“La crisi demografica è, forse, il più importante problema strutturale dell’Italia che presenta da anni un tasso di fecondità totale (1.32 figli per donna nel 2018) al di sotto del livello di sostituzione e fra i più bassi in Europa. Con questi presupposti, il nostro Paese va verso un calo drammatico sia della popolazione in generale (da 60 milioni odierno a 56.5 nel 2050) sia ancor più della popolazione attiva. Nel 2050, infatti, è prevista una riduzione del 23% che equivale a una perdita di 3.5 milioni nei prossimi 20 anni”.

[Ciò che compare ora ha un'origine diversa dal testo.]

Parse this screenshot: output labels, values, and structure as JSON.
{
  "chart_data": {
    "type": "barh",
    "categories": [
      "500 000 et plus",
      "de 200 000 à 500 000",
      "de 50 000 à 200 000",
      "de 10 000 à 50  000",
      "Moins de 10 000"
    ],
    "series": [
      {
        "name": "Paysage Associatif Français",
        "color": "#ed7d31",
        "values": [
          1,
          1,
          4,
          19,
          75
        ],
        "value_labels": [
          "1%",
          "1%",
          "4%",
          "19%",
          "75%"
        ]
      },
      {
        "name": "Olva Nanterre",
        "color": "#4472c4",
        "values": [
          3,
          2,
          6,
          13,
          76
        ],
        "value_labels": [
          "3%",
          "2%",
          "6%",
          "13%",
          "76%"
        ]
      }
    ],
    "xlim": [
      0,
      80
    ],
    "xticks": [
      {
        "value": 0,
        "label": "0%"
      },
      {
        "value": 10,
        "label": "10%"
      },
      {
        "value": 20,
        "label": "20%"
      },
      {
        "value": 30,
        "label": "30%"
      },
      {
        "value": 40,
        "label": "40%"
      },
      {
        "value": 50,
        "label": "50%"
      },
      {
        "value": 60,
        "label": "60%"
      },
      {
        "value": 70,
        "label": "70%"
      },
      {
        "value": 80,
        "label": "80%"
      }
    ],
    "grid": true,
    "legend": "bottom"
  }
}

Lo ha affermato il presidente del Cnel Tiziano Treu aprendo i lavori di “L’Italia nella trappola demografica”, tenutosi a Villa Lubin al quale hanno partecipato rappresentanti di associazioni, politici e numerosi esperti di demografia, tra cui Letizia Mencarini e Daniele Vignoli, autori del libro “Genitori Cercasi: L’Italia nella trappola demografica”. Con loro a discutere del fenomeno, moderati dalla giornalista de La Stampa, Francesca Sforza, anche Massimo Livi Bacci, professore emerito di Demografia e accademico dei Lincei, Romina Fraboni dell’Istat, Francesca Galizia.
“Affrontare il tema della denatalità significa in primo luogo mettere in campo politiche strutturali e non singoli bonus. Servono interventi sull’occupazione femminile, investimenti sulle politiche sociali e servizi all’infanzia all’istruzione e occorre favorire le politiche di conciliazione. In particolare, il lavoro stabile è il primo antidoto per contrastare le incertezze che impediscono ai giovani di costruire il proprio futuro”, ha sottolineato Gianna Fracassi, vicepresidente CNEL.

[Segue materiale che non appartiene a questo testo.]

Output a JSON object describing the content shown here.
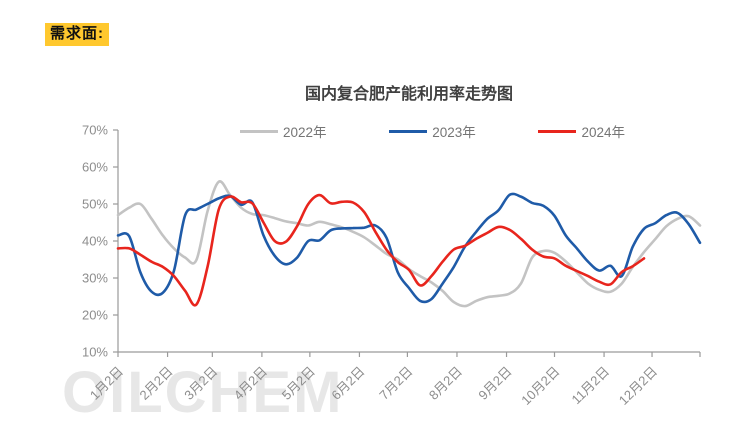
{
  "page": {
    "demand_label": "需求面:",
    "watermark": "OILCHEM"
  },
  "chart_data": {
    "type": "line",
    "title": "国内复合肥产能利用率走势图",
    "xlabel": "",
    "ylabel": "",
    "y_unit": "%",
    "ylim": [
      10,
      70
    ],
    "y_tick_labels": [
      "70%",
      "60%",
      "50%",
      "40%",
      "30%",
      "20%",
      "10%"
    ],
    "x_tick_labels": [
      "1月2日",
      "2月2日",
      "3月2日",
      "4月2日",
      "5月2日",
      "6月2日",
      "7月2日",
      "8月2日",
      "9月2日",
      "10月2日",
      "11月2日",
      "12月2日"
    ],
    "x_unit": "weekly capacity-utilization readings, week 0 = Jan 2",
    "grid": false,
    "legend_position": "top",
    "axis_color": "#9a9a9a",
    "label_color": "#8d8d8d",
    "series": [
      {
        "name": "2022年",
        "color": "#c3c3c3",
        "values": [
          47,
          49,
          50,
          46,
          41.5,
          38,
          35.5,
          34.8,
          48,
          56,
          52.5,
          49,
          47.3,
          47,
          46.2,
          45.3,
          44.8,
          44.2,
          45.2,
          44.5,
          43.7,
          42.5,
          41,
          38.8,
          36.5,
          35,
          32.4,
          30.5,
          28.8,
          26.5,
          23.5,
          22.4,
          23.8,
          24.8,
          25.2,
          25.8,
          28.5,
          35.5,
          37.3,
          36.8,
          34.5,
          31.5,
          28.5,
          26.8,
          26.3,
          28.5,
          33,
          37,
          40.5,
          44,
          46,
          46.7,
          44.2
        ]
      },
      {
        "name": "2023年",
        "color": "#1f5ba8",
        "values": [
          41.5,
          41.3,
          31.5,
          26.3,
          26,
          32,
          47,
          48.5,
          50,
          51.5,
          52.2,
          49.8,
          50.5,
          41.5,
          36,
          33.7,
          35.5,
          40,
          40.2,
          42.9,
          43.4,
          43.5,
          43.6,
          44.2,
          40.8,
          31.5,
          27.3,
          23.8,
          24.3,
          28.5,
          33,
          38.5,
          42.5,
          46,
          48.3,
          52.5,
          52,
          50.3,
          49.5,
          46.8,
          41.5,
          38,
          34.4,
          32,
          33.3,
          30.5,
          38.5,
          43.3,
          44.8,
          47,
          47.6,
          44.5,
          39.5
        ]
      },
      {
        "name": "2024年",
        "color": "#e8251d",
        "values": [
          38,
          38,
          36.3,
          34.4,
          33,
          30.5,
          26.5,
          22.8,
          33,
          48.5,
          52,
          50.5,
          50.2,
          45,
          40,
          39.8,
          44,
          50,
          52.4,
          50.2,
          50.6,
          50.4,
          47.8,
          42.5,
          37.6,
          34.3,
          32.2,
          28,
          30.5,
          34.4,
          37.7,
          38.7,
          40.6,
          42.2,
          43.8,
          43,
          40.6,
          37.7,
          35.8,
          35.3,
          33.3,
          31.9,
          30.5,
          29,
          28.3,
          31.6,
          33.2,
          35.3
        ]
      }
    ]
  }
}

“Il trend drammatico che esce dall’analisi della natalità italiana può essere rallentato solo in presenza di azioni politiche condivise e durature, che mettano al centro la fecondità come un investimento pubblico e non come un bene privato”, ha aggiunto la professoressa Cecilia Tomassini, consigliere CNEL e professoressa di demografia all’Università degli Studi del Molise.